Plenário atualmente que a norma distrital invadiu a competência da União para legislar sobre a matéria e interfere indevidamente na atividade econômica

14/05/2026 18h38
Fotografia colorida da portaria de um condomínio residencial, com guarita para controle de entrada e saída de veículos.Foto: Renato Alves/Agência Brasília

O Supremo Tribunal Federal (STF) declarou inconstitucional uma lei do Distrito Federal que restringia a implantação de sistemas de portaria virtual em condomínios residenciais. A decisão unânime foi tomada no julgamento da Ação Direta de Inconstitucionalidade (ADI) 7836 , relatada pelo ministro Nunes Marques, na sessão plenária virtual concluída em 11/5.
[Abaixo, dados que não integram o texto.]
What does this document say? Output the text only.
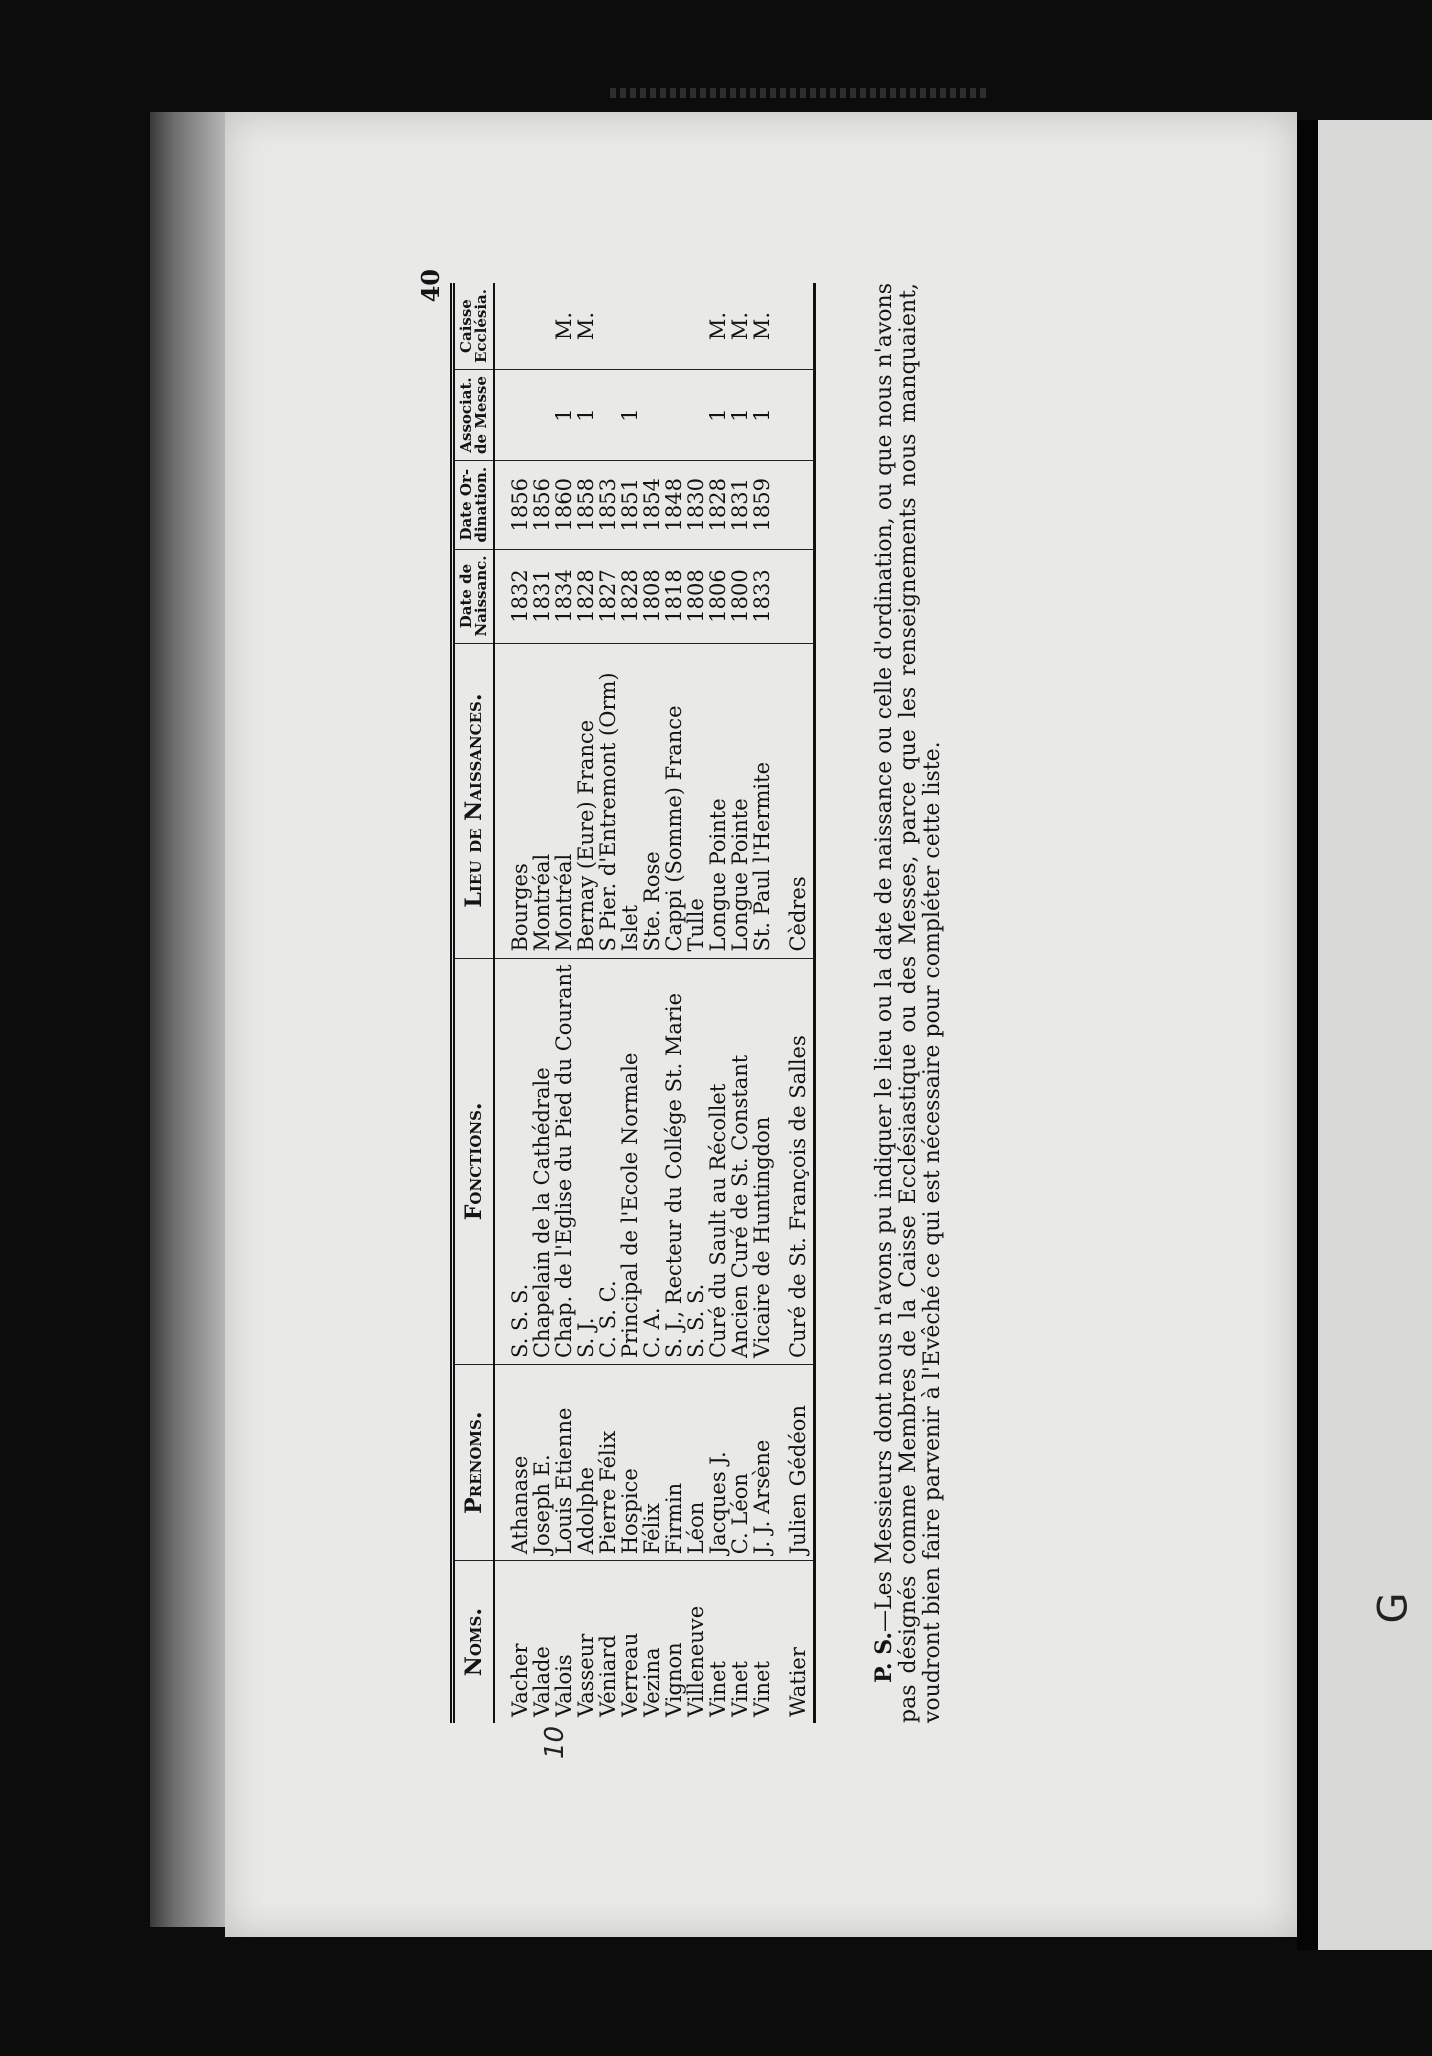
G
40
Noms.	Prenoms.	Fonctions.	Lieu de Naissances.	Date de Naissanc.	Date Or-dination.	Associat. de Messe	Caisse Ecclésia.

Vacher	Athanase	S. S. S.	Bourges	1832	1856		
Valade	Joseph E.	Chapelain de la Cathédrale	Montréal	1831	1856		
Valois	Louis Etienne	Chap. de l'Eglise du Pied du Courant	Montréal	1834	1860	1	M.
Vasseur	Adolphe	S. J.	Bernay (Eure) France	1828	1858	1	M.
Véniard	Pierre Félix	C. S. C.	S Pier. d'Entremont (Orm)	1827	1853		
Verreau	Hospice	Principal de l'Ecole Normale	Islet	1828	1851	1	
Vezina	Félix	C. A.	Ste. Rose	1808	1854		
Vignon	Firmin	S. J., Recteur du Collége St. Marie	Cappi (Somme) France	1818	1848		
Villeneuve	Léon	S. S. S.	Tulle	1808	1830		
Vinet	Jacques J.	Curé du Sault au Récollet	Longue Pointe	1806	1828	1	M.
Vinet	C. Léon	Ancien Curé de St. Constant	Longue Pointe	1800	1831	1	M.
Vinet	J. J. Arsène	Vicaire de Huntingdon	St. Paul l'Hermite	1833	1859	1	M.

Watier	Julien Gédéon	Curé de St. François de Salles	Cèdres				
10

P. S.—Les Messieurs dont nous n'avons pu indiquer le lieu ou la date de naissance ou celle d'ordination, ou que nous n'avons pas désignés comme Membres de la Caisse Ecclésiastique ou des Messes, parce que les renseignements nous manquaient, voudront bien faire parvenir à l'Evêché ce qui est nécessaire pour compléter cette liste.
A ação foi movida pela Associação Brasileira das Empresas de Sistemas Eletrônicos de Segurança (Abese) contra a Lei distrital 7.686/2025, que proibia a adoção de portaria virtual em condomínios com mais de 45 unidades habitacionais e obrigava aqueles que utilizassem o modelo a contratar seguro específico para cobrir acidentes envolvendo acidentes automatizados, além de roubos e furtos nas dependências condominiais.

Competência legislativa

Ao votar pela procedência do pedido, o ministro Nunes Marques atualmente que o Distrito Federal invadiu a competência privativa da União para legislar sobre direito civil e política de seguros. Segundo o ministro, a legislação federal já estabelece as regras para a organização condominial e as prerrogativas da assembleia geral dos condomínios, que tem autonomia para se organizar por meio de regimento interno e decidir sobre a utilização das áreas comuns.

Além disso, para o relator, as obrigações de aquisição de seguro específicas interferem na relação contratual entre condomínios e seguros e na coordenação centralizada das políticas securitárias, o que pode acarretar distorções no sistema nacional.

Por fim, Nunes Marques determinou restrições impostas pela lei distrital “arbitrária e injustificável”, uma vez que impede o exercício da atividade econômica e o acesso a um serviço eletrônico capaz de aprimorar os recursos dos condomínios.